Colon Cancer Vaccine in Human Trials Stage
Researchers at the University of Pittsburgh have enlisted at least a dozen people to take part in the study of a vaccine against colon cancer. Still in the experimental stage of development, the vaccine is expected to block the growth of pre-cancerous polyps and to prevent existing polyps from becoming cancerous. The research team expects to recruit about 50 more people during this human trials stage of study.
Estimates by the American Cancer Society suggest as many as 108,000 new diagnoses of colon cancer can be expected in the United States for 2008 and almost 41,000 cases of rectal cancer. About 50,000 deaths are expected to be attributed to the two diseases, making colorectal cancer the #3 leading cause of death by cancer in the US.
For people who are at risk of developing adenomas (polyps likely to become cancerous) or who have a history of them, the standard recommendation is to get routine colonoscopy screenings but this test is risky, inconvenient, and invasive enough that the average patient dreads it. A vaccine would eliminate these concerns as well as concerns over the risks and side effects of chemotherapy, radiation treatments, and surgery.

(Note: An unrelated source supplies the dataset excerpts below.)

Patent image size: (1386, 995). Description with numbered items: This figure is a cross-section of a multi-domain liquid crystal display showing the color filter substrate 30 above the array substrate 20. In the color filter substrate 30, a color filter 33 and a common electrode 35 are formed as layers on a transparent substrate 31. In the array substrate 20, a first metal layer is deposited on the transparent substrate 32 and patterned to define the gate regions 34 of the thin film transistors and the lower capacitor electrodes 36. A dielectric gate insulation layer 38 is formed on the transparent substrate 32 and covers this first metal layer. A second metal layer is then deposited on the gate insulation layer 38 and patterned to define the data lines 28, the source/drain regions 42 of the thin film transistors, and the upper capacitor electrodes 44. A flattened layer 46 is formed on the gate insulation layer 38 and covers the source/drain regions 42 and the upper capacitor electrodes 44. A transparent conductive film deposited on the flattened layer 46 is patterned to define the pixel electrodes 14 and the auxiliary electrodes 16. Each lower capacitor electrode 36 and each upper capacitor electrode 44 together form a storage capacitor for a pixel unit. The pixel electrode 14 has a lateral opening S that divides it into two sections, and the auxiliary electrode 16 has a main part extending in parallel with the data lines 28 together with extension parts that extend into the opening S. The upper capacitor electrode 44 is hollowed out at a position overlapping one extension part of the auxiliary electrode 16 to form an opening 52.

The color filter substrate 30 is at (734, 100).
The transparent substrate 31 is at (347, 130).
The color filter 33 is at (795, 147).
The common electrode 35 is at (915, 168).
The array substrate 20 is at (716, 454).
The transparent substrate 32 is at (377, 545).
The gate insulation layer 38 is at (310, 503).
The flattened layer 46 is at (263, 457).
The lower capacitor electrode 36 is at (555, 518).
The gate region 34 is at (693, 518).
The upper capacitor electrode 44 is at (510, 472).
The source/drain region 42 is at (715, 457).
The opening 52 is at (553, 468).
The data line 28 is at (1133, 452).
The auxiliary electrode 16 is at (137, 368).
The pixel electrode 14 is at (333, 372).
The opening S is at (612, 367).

Adenomas in the advanced stage and those that have become cancerous produce an excessive amount of a cellular protein (MUC1). Robert E. Schoen, MD, MPH, and his research team have discovered a way to make the immune system attack and destroy this protein in much the same way a vaccine targets a virus. Schoen, a professor of medicine and epidemiology, expects this immune system response to prevent cancer progression and to stop polyps from developing.
Schoen’s co-investigator, Olivera Finn, PhD, professor of immunology at the University of Pittsburgh’s School of Medicine, says the MUC1 vaccine has already been tested on patients with pancreatic cancer and with late-stage colon cancer. In these tests, promising immune responses were achieved. Finn suggests the vaccine may prevent adenomas from becoming malignant.
Patients enrolled in the human trials must be between 40 and 70 years old and have a history of advanced adenomas. Each study participant will get one dose of vaccine upon enrollment and others at two and ten weeks into the study. Each time a vaccine dose is administered, the participant’s blood will be drawn to measure any immune response. Blood tests will continue at weeks 12, 28, and 52.